Verse 25b says, "...but that its parts should have equal concern for each other." The members of the body must put aside position, such as elder, pastor or deacon and show equal concern for each other. Look at verse 26. "If one part suffers, every part suffers with it; if one part is honored, every part rejoices with it." When Missionary John Lee of Paraguay was shot and wounded, UBF members around the world felt the pain and contributed generously for his recovery. By the same token, when Dr. Alan Wolff obtained his Ph.D. from Northwestern, we all rejoiced with him. As members of the body of Christ, we are very closely related to each other. So we should have a sense of unity and respect and love one another.

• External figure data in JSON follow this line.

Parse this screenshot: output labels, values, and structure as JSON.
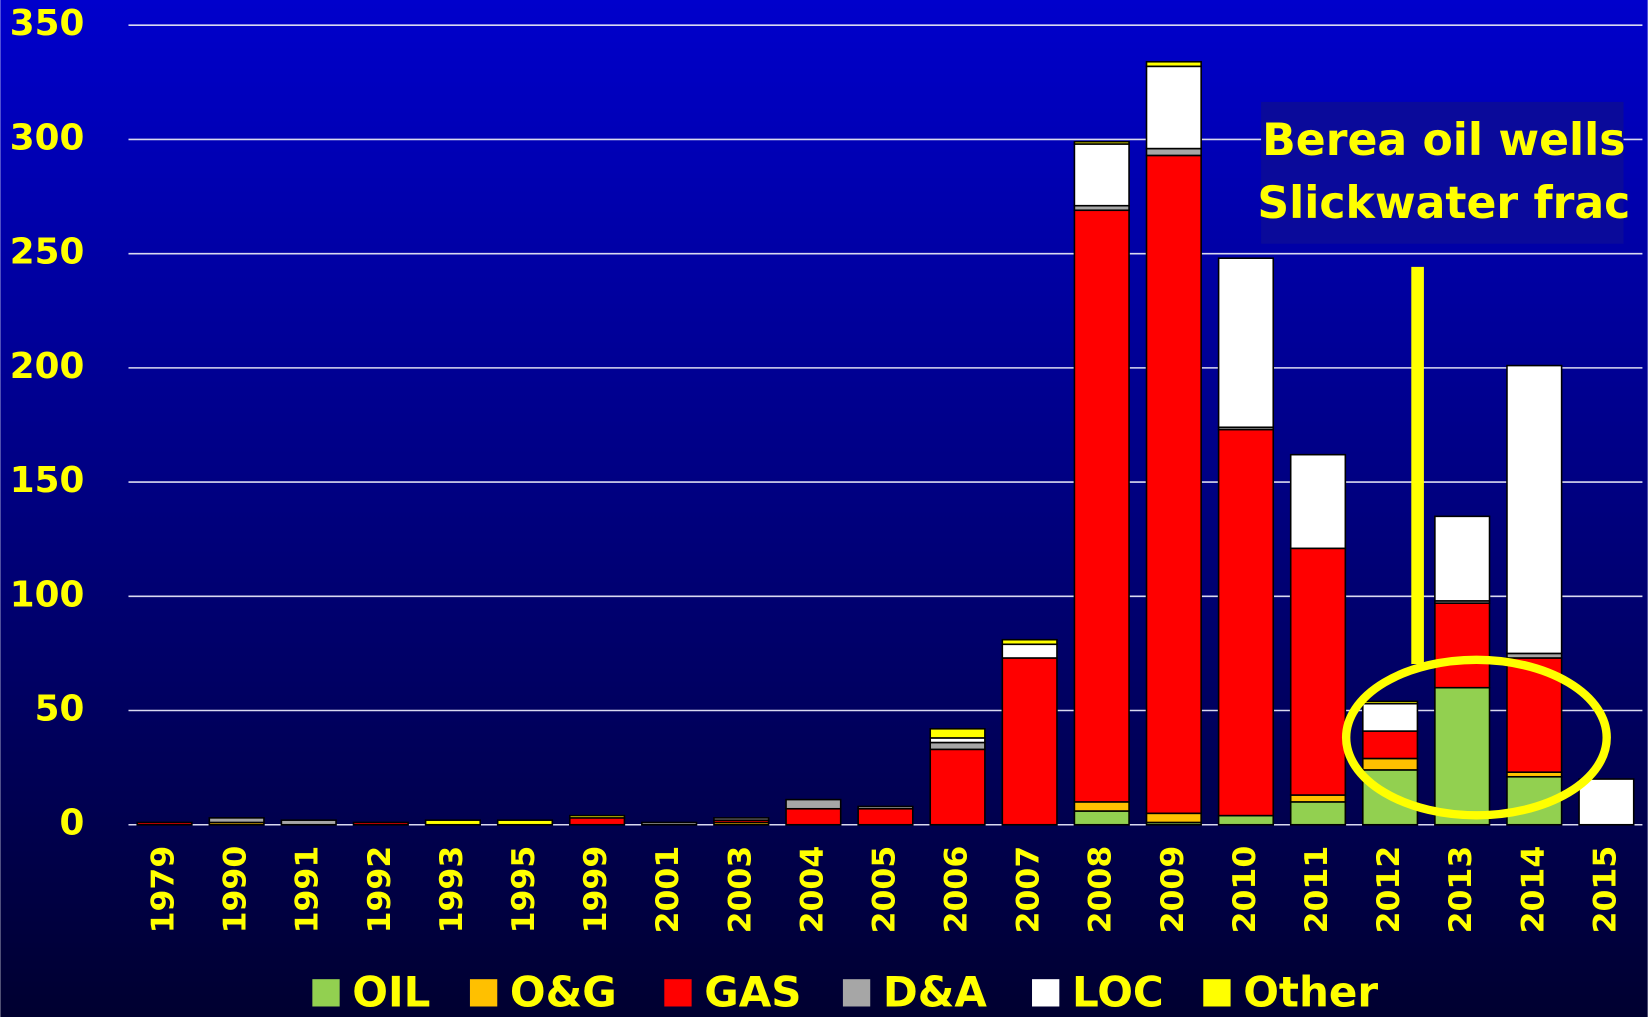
{
  "chart_data": {
    "type": "bar",
    "stacked": true,
    "categories": [
      "1979",
      "1990",
      "1991",
      "1992",
      "1993",
      "1995",
      "1999",
      "2001",
      "2003",
      "2004",
      "2005",
      "2006",
      "2007",
      "2008",
      "2009",
      "2010",
      "2011",
      "2012",
      "2013",
      "2014",
      "2015"
    ],
    "series": [
      {
        "name": "OIL",
        "color": "#92d050",
        "values": [
          0,
          0,
          0,
          0,
          0,
          0,
          0,
          0,
          0,
          0,
          0,
          0,
          0,
          6,
          1,
          4,
          10,
          24,
          60,
          21,
          0
        ]
      },
      {
        "name": "O&G",
        "color": "#ffc000",
        "values": [
          0,
          1,
          0,
          0,
          0,
          0,
          0,
          0,
          1,
          0,
          0,
          0,
          0,
          4,
          4,
          0,
          3,
          5,
          0,
          2,
          0
        ]
      },
      {
        "name": "GAS",
        "color": "#ff0000",
        "values": [
          1,
          0,
          0,
          1,
          0,
          0,
          3,
          0,
          1,
          7,
          7,
          33,
          73,
          259,
          288,
          169,
          108,
          12,
          37,
          50,
          0
        ]
      },
      {
        "name": "D&A",
        "color": "#a6a6a6",
        "values": [
          0,
          2,
          2,
          0,
          0,
          0,
          0,
          1,
          1,
          4,
          1,
          3,
          0,
          2,
          3,
          1,
          0,
          0,
          1,
          2,
          0
        ]
      },
      {
        "name": "LOC",
        "color": "#ffffff",
        "values": [
          0,
          0,
          0,
          0,
          0,
          0,
          0,
          0,
          0,
          0,
          0,
          2,
          6,
          27,
          36,
          74,
          41,
          12,
          37,
          126,
          20
        ]
      },
      {
        "name": "Other",
        "color": "#ffff00",
        "values": [
          0,
          0,
          0,
          0,
          2,
          2,
          1,
          0,
          0,
          0,
          0,
          4,
          2,
          1,
          2,
          0,
          0,
          1,
          0,
          0,
          0
        ]
      }
    ],
    "ylim": [
      0,
      350
    ],
    "yticks": [
      0,
      50,
      100,
      150,
      200,
      250,
      300,
      350
    ],
    "grid": true,
    "annotation": [
      "Berea oil wells",
      "Slickwater frac"
    ]
  }
}
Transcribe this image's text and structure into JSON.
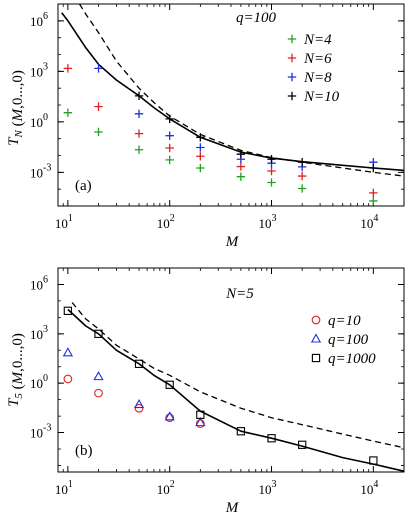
{
  "chart_data": [
    {
      "type": "scatter",
      "panel_label": "(a)",
      "title": "q=100",
      "xlabel": "M",
      "ylabel": "T_N (M,0...,0)",
      "xscale": "log",
      "yscale": "log",
      "xlim": [
        8,
        20000
      ],
      "ylim": [
        1e-05,
        10000000
      ],
      "xticks": [
        {
          "value": 10,
          "label": "10",
          "exp": "1"
        },
        {
          "value": 100,
          "label": "10",
          "exp": "2"
        },
        {
          "value": 1000,
          "label": "10",
          "exp": "3"
        },
        {
          "value": 10000,
          "label": "10",
          "exp": "4"
        }
      ],
      "yticks": [
        {
          "value": 0.001,
          "label": "10",
          "exp": "-3"
        },
        {
          "value": 1,
          "label": "10",
          "exp": "0"
        },
        {
          "value": 1000,
          "label": "10",
          "exp": "3"
        },
        {
          "value": 1000000,
          "label": "10",
          "exp": "6"
        }
      ],
      "legend_position": "top-right",
      "series": [
        {
          "name": "N=4",
          "marker": "plus",
          "color": "#22a022",
          "x": [
            10,
            20,
            50,
            100,
            200,
            500,
            1000,
            2000,
            10000
          ],
          "y": [
            3.5,
            0.25,
            0.022,
            0.0055,
            0.0018,
            0.00055,
            0.00025,
            0.00011,
            2e-05
          ]
        },
        {
          "name": "N=6",
          "marker": "plus",
          "color": "#e02020",
          "x": [
            10,
            20,
            50,
            100,
            200,
            500,
            1000,
            2000,
            10000
          ],
          "y": [
            1500,
            8,
            0.2,
            0.028,
            0.009,
            0.0022,
            0.0012,
            0.0006,
            6e-05
          ]
        },
        {
          "name": "N=8",
          "marker": "plus",
          "color": "#2030e0",
          "x": [
            10,
            20,
            50,
            100,
            200,
            500,
            1000,
            2000,
            10000
          ],
          "y": [
            null,
            1500,
            3.0,
            0.15,
            0.03,
            0.006,
            0.0035,
            0.0021,
            0.004
          ]
        },
        {
          "name": "N=10",
          "marker": "plus",
          "color": "#000000",
          "x": [
            50,
            100,
            200,
            500,
            1000,
            2000,
            10000
          ],
          "y": [
            35,
            1.5,
            0.12,
            0.012,
            0.006,
            0.004,
            0.0018
          ]
        }
      ],
      "curves": [
        {
          "style": "solid",
          "x": [
            8.7,
            10,
            15,
            20,
            30,
            50,
            70,
            100,
            200,
            500,
            1000,
            2000,
            5000,
            10000,
            20000
          ],
          "y": [
            3000000,
            1000000,
            25000,
            2600,
            300,
            35,
            7,
            1.5,
            0.12,
            0.016,
            0.007,
            0.0043,
            0.0026,
            0.0018,
            0.0013
          ]
        },
        {
          "style": "dashed",
          "x": [
            13,
            15,
            20,
            30,
            50,
            70,
            100,
            200,
            500,
            1000,
            2000,
            5000,
            10000,
            20000
          ],
          "y": [
            10000000,
            2500000,
            200000,
            4000,
            100,
            14,
            2.2,
            0.18,
            0.02,
            0.0075,
            0.004,
            0.0018,
            0.001,
            0.0006
          ]
        }
      ]
    },
    {
      "type": "scatter",
      "panel_label": "(b)",
      "title": "N=5",
      "xlabel": "M",
      "ylabel": "T_5 (M,0...,0)",
      "xscale": "log",
      "yscale": "log",
      "xlim": [
        8,
        20000
      ],
      "ylim": [
        4e-06,
        10000000
      ],
      "xticks": [
        {
          "value": 10,
          "label": "10",
          "exp": "1"
        },
        {
          "value": 100,
          "label": "10",
          "exp": "2"
        },
        {
          "value": 1000,
          "label": "10",
          "exp": "3"
        },
        {
          "value": 10000,
          "label": "10",
          "exp": "4"
        }
      ],
      "yticks": [
        {
          "value": 0.001,
          "label": "10",
          "exp": "-3"
        },
        {
          "value": 1,
          "label": "10",
          "exp": "0"
        },
        {
          "value": 1000,
          "label": "10",
          "exp": "3"
        },
        {
          "value": 1000000,
          "label": "10",
          "exp": "6"
        }
      ],
      "legend_position": "top-right",
      "series": [
        {
          "name": "q=10",
          "marker": "circle",
          "color": "#e02020",
          "x": [
            10,
            20,
            50,
            100,
            200
          ],
          "y": [
            1.8,
            0.25,
            0.03,
            0.008,
            0.0035
          ]
        },
        {
          "name": "q=100",
          "marker": "triangle",
          "color": "#2030e0",
          "x": [
            10,
            20,
            50,
            100,
            200
          ],
          "y": [
            70,
            2.5,
            0.05,
            0.009,
            0.004
          ]
        },
        {
          "name": "q=1000",
          "marker": "square",
          "color": "#000000",
          "x": [
            10,
            20,
            50,
            100,
            200,
            500,
            1000,
            2000,
            10000
          ],
          "y": [
            25000,
            1000,
            15,
            0.8,
            0.012,
            0.0012,
            0.00045,
            0.00018,
            2e-05
          ]
        }
      ],
      "curves": [
        {
          "style": "solid",
          "x": [
            10,
            15,
            20,
            30,
            50,
            70,
            100,
            200,
            500,
            1000,
            2000,
            5000,
            10000,
            20000
          ],
          "y": [
            30000,
            3000,
            1000,
            100,
            15,
            3,
            0.8,
            0.02,
            0.0012,
            0.00045,
            0.00015,
            3e-05,
            1.2e-05,
            4.5e-06
          ]
        },
        {
          "style": "dashed",
          "x": [
            11,
            15,
            20,
            30,
            50,
            70,
            100,
            200,
            500,
            1000,
            2000,
            5000,
            10000,
            20000
          ],
          "y": [
            80000,
            8000,
            2000,
            200,
            30,
            8,
            3,
            0.3,
            0.03,
            0.008,
            0.003,
            0.0008,
            0.0003,
            0.00012
          ]
        }
      ]
    }
  ]
}
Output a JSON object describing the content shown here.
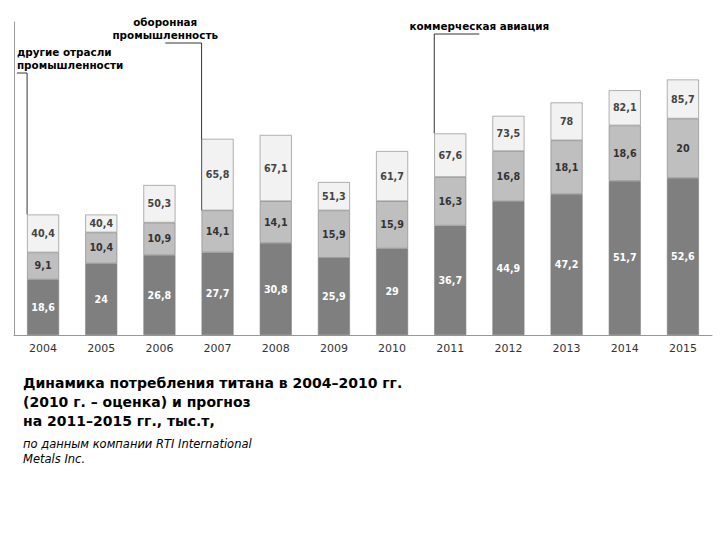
{
  "chart_data": {
    "type": "bar",
    "title": "Динамика потребления титана в 2004–2010 гг.\n(2010 г. – оценка) и прогноз\nна 2011–2015 гг., тыс.т,",
    "subtitle": "по данным компании RTI International\nMetals Inc.",
    "categories": [
      "2004",
      "2005",
      "2006",
      "2007",
      "2008",
      "2009",
      "2010",
      "2011",
      "2012",
      "2013",
      "2014",
      "2015"
    ],
    "series": [
      {
        "color": "#7f7f7f",
        "values": [
          18.6,
          24.0,
          26.8,
          27.7,
          30.8,
          25.9,
          29.0,
          36.7,
          44.9,
          47.2,
          51.7,
          52.6
        ],
        "value_labels": [
          "18,6",
          "24",
          "26,8",
          "27,7",
          "30,8",
          "25,9",
          "29",
          "36,7",
          "44,9",
          "47,2",
          "51,7",
          "52,6"
        ]
      },
      {
        "color": "#bfbfbf",
        "values": [
          9.1,
          10.4,
          10.9,
          14.1,
          14.1,
          15.9,
          15.9,
          16.3,
          16.8,
          18.1,
          18.6,
          20.0
        ],
        "value_labels": [
          "9,1",
          "10,4",
          "10,9",
          "14,1",
          "14,1",
          "15,9",
          "15,9",
          "16,3",
          "16,8",
          "18,1",
          "18,6",
          "20"
        ]
      },
      {
        "color": "#f2f2f2",
        "values": [
          12.7,
          6.0,
          12.6,
          24.0,
          22.2,
          9.5,
          16.8,
          14.6,
          11.8,
          12.7,
          11.8,
          13.1
        ],
        "data_labels": false
      }
    ],
    "totals": [
      40.4,
      40.4,
      50.3,
      65.8,
      67.1,
      51.3,
      61.7,
      67.6,
      73.5,
      78.0,
      82.1,
      85.7
    ],
    "total_labels": [
      "40,4",
      "40,4",
      "50,3",
      "65,8",
      "67,1",
      "51,3",
      "61,7",
      "67,6",
      "73,5",
      "78",
      "82,1",
      "85,7"
    ],
    "annotations": [
      "другие отрасли\nпромышленности",
      "оборонная\nпромышленность",
      "коммерческая авиация"
    ],
    "ylim": [
      0,
      105
    ],
    "stacked": true,
    "data_labels": true,
    "tick_labels": "x",
    "grid": false
  }
}
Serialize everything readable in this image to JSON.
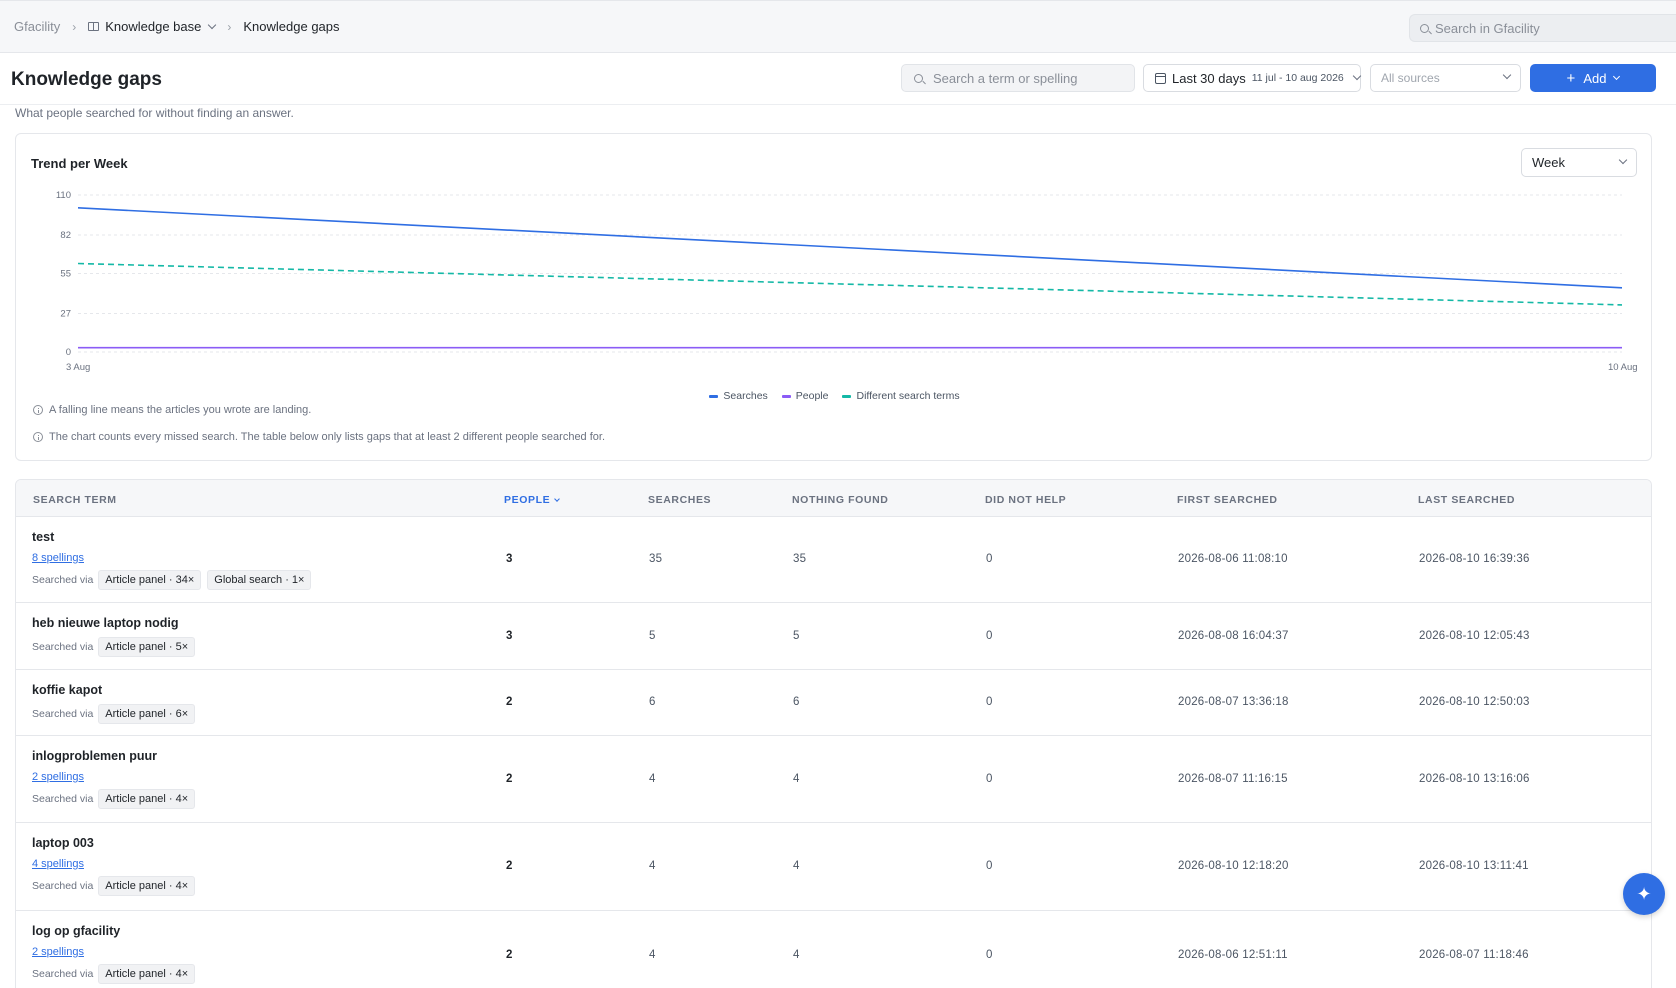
{
  "breadcrumb": {
    "root": "Gfacility",
    "section": "Knowledge base",
    "current": "Knowledge gaps"
  },
  "top_search": {
    "placeholder": "Search in Gfacility"
  },
  "header": {
    "title": "Knowledge gaps",
    "term_search_placeholder": "Search a term or spelling",
    "date_label": "Last 30 days",
    "date_range": "11 jul - 10 aug 2026",
    "sources_placeholder": "All sources",
    "add_label": "Add"
  },
  "subtitle": "What people searched for without finding an answer.",
  "chart_card": {
    "title": "Trend per Week",
    "granularity": "Week",
    "notes": [
      "A falling line means the articles you wrote are landing.",
      "The chart counts every missed search. The table below only lists gaps that at least 2 different people searched for."
    ]
  },
  "colors": {
    "searches": "#2f6ee3",
    "people": "#8b5cf6",
    "different_terms": "#14b8a6",
    "accent": "#2f6ee3"
  },
  "chart_data": {
    "type": "line",
    "title": "Trend per Week",
    "x": [
      "3 Aug",
      "10 Aug"
    ],
    "xlabel": "",
    "ylabel": "",
    "yticks": [
      0,
      27,
      55,
      82,
      110
    ],
    "ylim": [
      0,
      110
    ],
    "grid": true,
    "legend_position": "bottom-center",
    "series": [
      {
        "name": "Searches",
        "values": [
          101,
          45
        ],
        "color": "#2f6ee3",
        "dash": false
      },
      {
        "name": "People",
        "values": [
          3,
          3
        ],
        "color": "#8b5cf6",
        "dash": false
      },
      {
        "name": "Different search terms",
        "values": [
          62,
          33
        ],
        "color": "#14b8a6",
        "dash": true
      }
    ]
  },
  "table": {
    "headers": {
      "term": "SEARCH TERM",
      "people": "PEOPLE",
      "searches": "SEARCHES",
      "nothing_found": "NOTHING FOUND",
      "did_not_help": "DID NOT HELP",
      "first_searched": "FIRST SEARCHED",
      "last_searched": "LAST SEARCHED"
    },
    "via_label": "Searched via",
    "rows": [
      {
        "term": "test",
        "spellings": "8 spellings",
        "chips": [
          "Article panel · 34×",
          "Global search · 1×"
        ],
        "people": "3",
        "searches": "35",
        "nothing_found": "35",
        "did_not_help": "0",
        "first": "2026-08-06 11:08:10",
        "last": "2026-08-10 16:39:36"
      },
      {
        "term": "heb nieuwe laptop nodig",
        "spellings": "",
        "chips": [
          "Article panel · 5×"
        ],
        "people": "3",
        "searches": "5",
        "nothing_found": "5",
        "did_not_help": "0",
        "first": "2026-08-08 16:04:37",
        "last": "2026-08-10 12:05:43"
      },
      {
        "term": "koffie kapot",
        "spellings": "",
        "chips": [
          "Article panel · 6×"
        ],
        "people": "2",
        "searches": "6",
        "nothing_found": "6",
        "did_not_help": "0",
        "first": "2026-08-07 13:36:18",
        "last": "2026-08-10 12:50:03"
      },
      {
        "term": "inlogproblemen puur",
        "spellings": "2 spellings",
        "chips": [
          "Article panel · 4×"
        ],
        "people": "2",
        "searches": "4",
        "nothing_found": "4",
        "did_not_help": "0",
        "first": "2026-08-07 11:16:15",
        "last": "2026-08-10 13:16:06"
      },
      {
        "term": "laptop 003",
        "spellings": "4 spellings",
        "chips": [
          "Article panel · 4×"
        ],
        "people": "2",
        "searches": "4",
        "nothing_found": "4",
        "did_not_help": "0",
        "first": "2026-08-10 12:18:20",
        "last": "2026-08-10 13:11:41"
      },
      {
        "term": "log op gfacility",
        "spellings": "2 spellings",
        "chips": [
          "Article panel · 4×"
        ],
        "people": "2",
        "searches": "4",
        "nothing_found": "4",
        "did_not_help": "0",
        "first": "2026-08-06 12:51:11",
        "last": "2026-08-07 11:18:46"
      }
    ]
  }
}
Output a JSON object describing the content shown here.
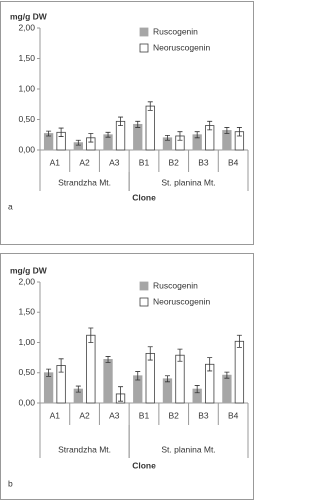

Look at verse 27. "Now you are the body of Christ, and each one of you is a part of it." No one who calls Jesus Lord is outside the body of Christ. Someone may think, "I don't belong. I am not important." But it is not true. We are the body of Christ and each of us is a part of it.
Look at verses 28-30. There is a progression here. The church begins with apostles, ones who are sent to plant the word of God. The church grows as prophets provide spiritual vision and direction, and teachers patiently instruct with the word of God. Then the Holy Spirit raises up a body of believers and gives them enough spiritual gifts to transform their community or even their nation. It is God who appoints his servants and gifts them according to his purpose and plan. It is not church leaders, but God himself who does this. If you confess Jesus is Lord you have been appointed by God with a gift and to be part of a ministry.
Look at verse 31a. "But eagerly desire the greater gifts." Though Paul has emphasized God's sovereignty in giving gifts to his people, we should not be fatalistic about this. If we really want a greater spiritual gift, we should ask God for it. God is pleased when we have a burning desire to serve the body of Christ in a way that builds it up.
Today's teaching that we are the body of Christ challenges our selfishness and American individualism to the core. But let's accept Paul's teaching with repentance. Let's discover our gifts and use them for the glory of God and the good of others. Then we will be really happy.